Another big risk was letting developers get under the NV20’s hood and tinker. “There was a sense that if you want really realistic images, you need to expose programmability to developers,” says Molnar. NV20 wasn’t fully programmable, but for the first time Nvidia made some of the onboard features configurable by game developers. With the NV20, developers could reach in and adjust the GPU’s pixel and vertex shaders.
Pixel shaders are key to making computer graphics look realistic. An object may have an exquisitely detailed and realistic 3D shape, but it will still look flat and artificial if it doesn’t appear to be made out of a specific material and reflect light in the way that that material would. Vertex shaders help bring 3D objects to life, allowing them to be reshaped on the fly. For example, Molnar explains, developers could program a function that changed the height of a surface to simulate waves on water or program another function to display realistic moving joints in an animated figure.

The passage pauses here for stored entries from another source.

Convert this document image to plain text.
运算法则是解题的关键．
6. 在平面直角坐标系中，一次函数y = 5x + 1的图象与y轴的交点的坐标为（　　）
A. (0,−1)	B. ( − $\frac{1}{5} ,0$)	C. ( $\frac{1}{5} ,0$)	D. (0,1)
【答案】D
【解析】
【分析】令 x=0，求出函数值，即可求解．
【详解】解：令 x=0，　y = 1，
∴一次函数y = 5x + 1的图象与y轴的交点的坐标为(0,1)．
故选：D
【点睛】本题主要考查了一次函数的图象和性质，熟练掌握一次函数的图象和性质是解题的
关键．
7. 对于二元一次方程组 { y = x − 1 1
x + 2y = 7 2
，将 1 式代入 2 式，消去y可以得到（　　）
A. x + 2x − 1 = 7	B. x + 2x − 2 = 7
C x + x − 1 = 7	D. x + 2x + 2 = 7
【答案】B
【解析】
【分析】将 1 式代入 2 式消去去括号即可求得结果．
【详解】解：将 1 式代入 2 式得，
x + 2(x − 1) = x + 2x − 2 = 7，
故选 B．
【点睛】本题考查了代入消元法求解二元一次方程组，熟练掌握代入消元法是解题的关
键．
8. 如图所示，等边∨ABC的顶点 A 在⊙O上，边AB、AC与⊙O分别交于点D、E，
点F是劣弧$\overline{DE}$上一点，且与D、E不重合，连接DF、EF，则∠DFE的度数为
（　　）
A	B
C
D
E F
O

By letting game developers adjust the NV20’s shaders to their needs—including the ability to write their own vertex shader functions from scratch—rather than being stuck with what the chip designer has chosen, they could create much more realistic game environments without sacrificing speed.
This decision opened the door to use GPUs for things other than graphics. As successive generations of GPUs offered more and more programmability, developers began hacking them for their own purposes—a practice that eventually led to the use of GPUs for scientific computing and later for training machine-learning algorithms This was because the architecture required to process countless pixels on a screen in parallel according to the preferences of a game designer turned out to be just the thing for handling other massively parallel math problems, such as adjusting the weights of a neural network. The NV20, says Montrym, was the first step on that road.
These risks also paid off in the short term. Microsoft chose a custom version of the chip to run the graphics for its first Xbox games console, which became an international hit. Ironically, none of the NV20’s lead engineers plays video games—they’re more excited about what came later, in scientific computing and AI. “I don’t have time to play video games; I’m too busy!” says Montrym. “Computer gaming paid the bills, it caused us to continue to evolve, and nowadays if you look at the portfolio of who uses our chips society derives enormous value from GPU-based general purpose computing.”